On July 1, 1922, Warren became a Sterling Professor and chair of geology at Yale University and dean of the Sheffield Scientific School, serving in this capacity until his death. Warren was promoted to chairman of Yale's Division of Science and Mathematics. He was the first chairman of the university's allocations committee in 1934, overseeing the assignment of student to campus housing. He was chairman of Yale's bursary committee from 1938 to 1945. He was dean of Yale's Trumbull College from 1938 to 1945. He served on the advisory committee of the Peabody Museum of Natural History and was president of trustees of Sheffield Scientific School. He retired as dean emeritus in 1945.

In 1908, he was elected a Fellow of the American Academy of Arts and Sciences. He was elected to the American Philosophical Society in 1928. He was a member of the American Association for the Advancement of Science and the Geological Society of America.

== Personal life ==
Warren was married to Charlotte Wardner Lamson. They had three sons and lived in Litchfield, Connecticut.
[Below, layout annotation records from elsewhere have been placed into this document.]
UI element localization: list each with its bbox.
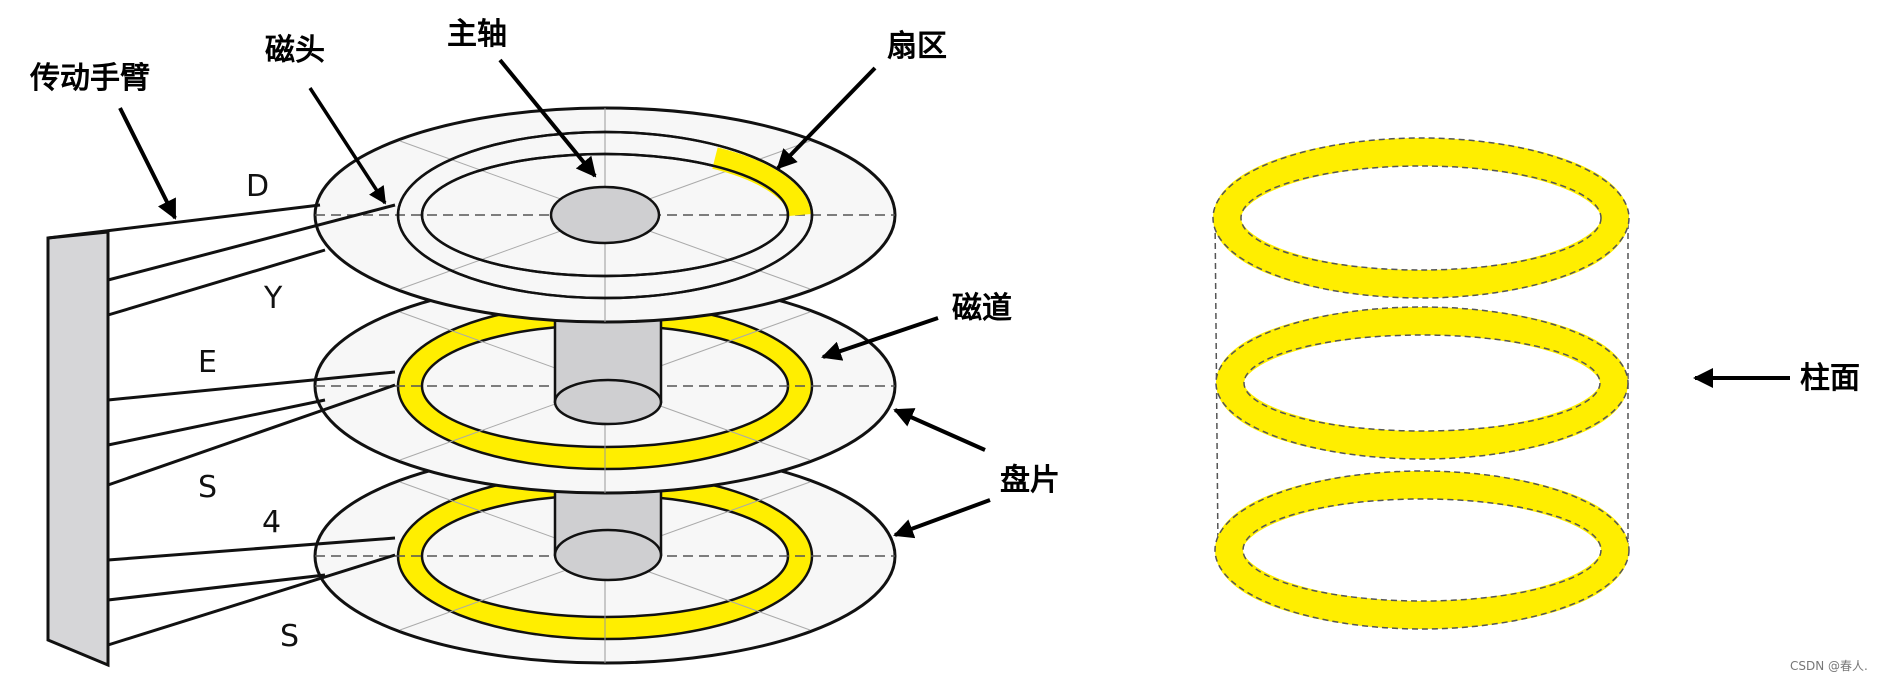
cylinder-ring-middle xyxy=(1215,306,1629,460)
cylinder-ring-top xyxy=(1212,137,1630,299)
hard-disk-illustration: D Y E S 4 S 传动手臂 磁头 主轴 扇区 磁道 盘片 xyxy=(29,17,1060,668)
spindle-middle xyxy=(553,318,663,426)
head-pointer-arrow xyxy=(308,87,387,205)
label-sector: 扇区 xyxy=(887,29,947,64)
arm-letter: D xyxy=(246,169,269,204)
arm-letter: Y xyxy=(263,281,283,316)
sector-pointer-arrow xyxy=(776,66,877,170)
arm-letter: E xyxy=(198,345,217,380)
sector-highlight xyxy=(712,147,811,217)
label-head: 磁头 xyxy=(265,33,325,68)
label-track: 磁道 xyxy=(952,291,1012,326)
arm-letter: S xyxy=(198,470,217,505)
platter-top xyxy=(313,106,897,324)
track-pointer-arrow xyxy=(821,316,939,361)
arm-letter: S xyxy=(280,619,299,654)
arm-letter: 4 xyxy=(262,505,281,540)
cylinder-illustration: 柱面 xyxy=(1212,137,1860,630)
watermark: CSDN @春人. xyxy=(1790,659,1868,673)
label-cylinder: 柱面 xyxy=(1800,361,1860,396)
label-arm: 传动手臂 xyxy=(29,61,150,96)
label-spindle: 主轴 xyxy=(447,17,507,52)
platter-pointer-arrow xyxy=(893,498,991,539)
spindle-lower xyxy=(553,483,663,582)
cylinder-ring-bottom xyxy=(1214,470,1630,630)
spindle-pointer-arrow xyxy=(498,58,597,178)
spindle-top xyxy=(549,185,661,245)
arm-pointer-arrow xyxy=(118,107,177,220)
actuator-arm xyxy=(46,203,396,668)
label-platter: 盘片 xyxy=(1000,463,1060,498)
platter-pointer-arrow xyxy=(893,408,986,452)
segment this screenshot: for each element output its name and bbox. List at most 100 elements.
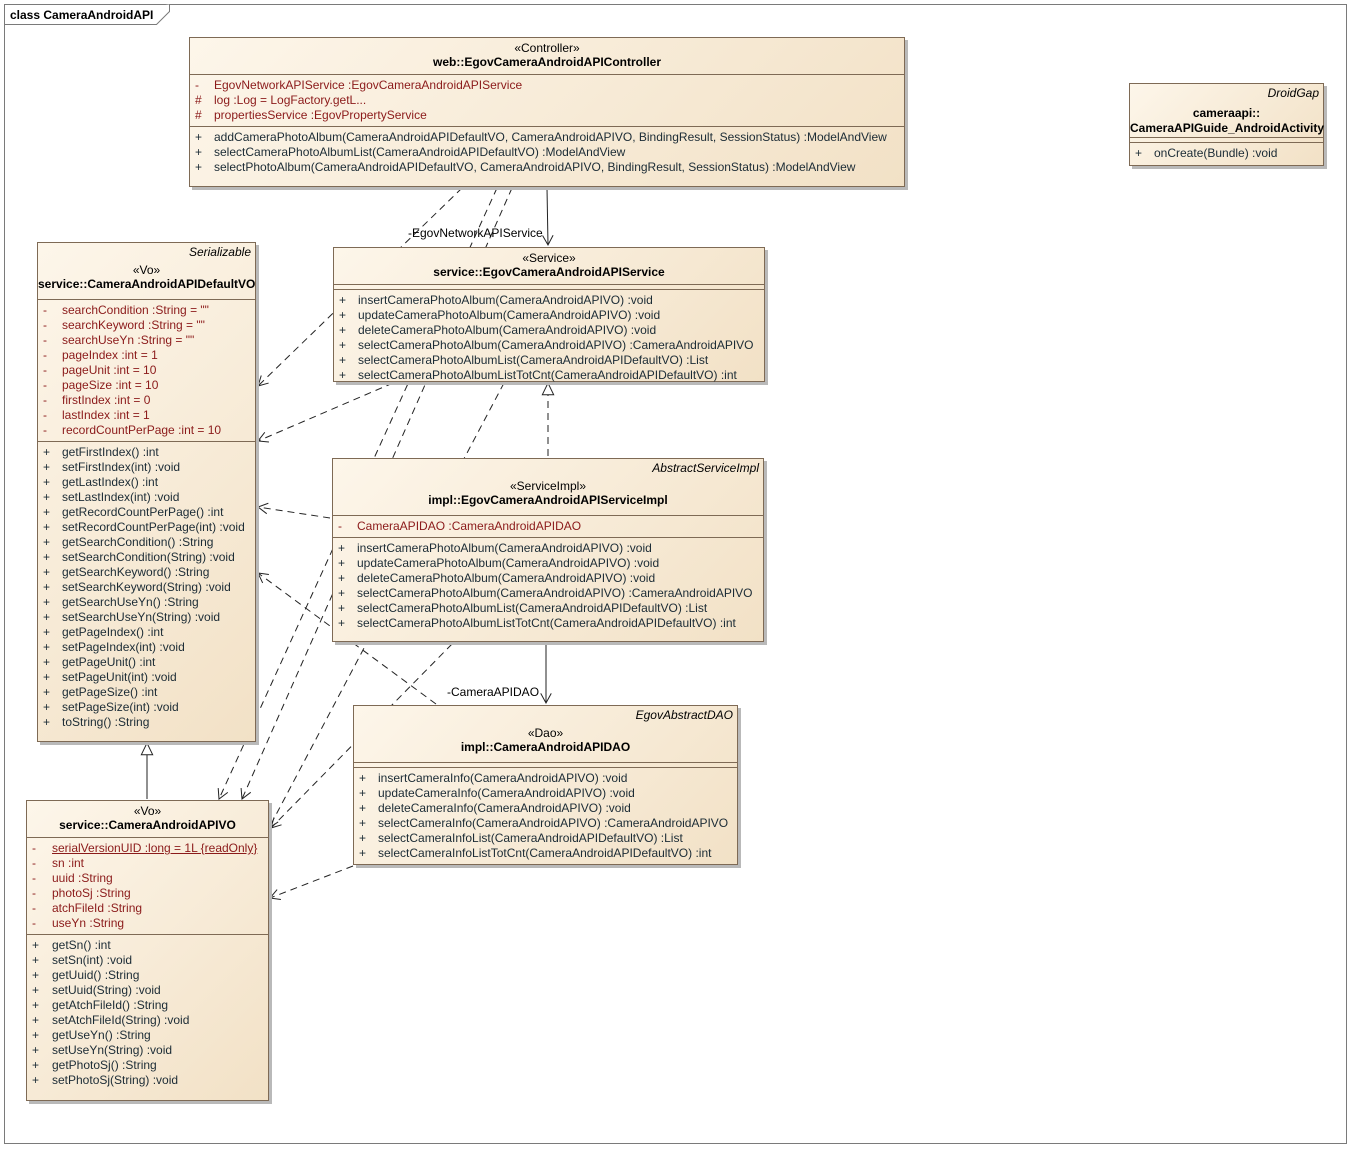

In 1928, Warren became a founding member (honorary) of Cannon and Castle military honor society at Yale University. He was the first graduate member of Yale's Connecticut Alpha chapter of Tau Beta Pi, an engineering honor society.

After having a heart attack on August 5, 1950, he was hospitalized. He died of a heart attack on August 16, 1950, at the Charlotte Hungerford Hospital in Torrington, Connecticut. He was buried in Watertown, Connecticut.

== Publications ==

- A Manual of Determinative Mineralogy. New York, McGraw-Hill Book Company, Inc., 1921.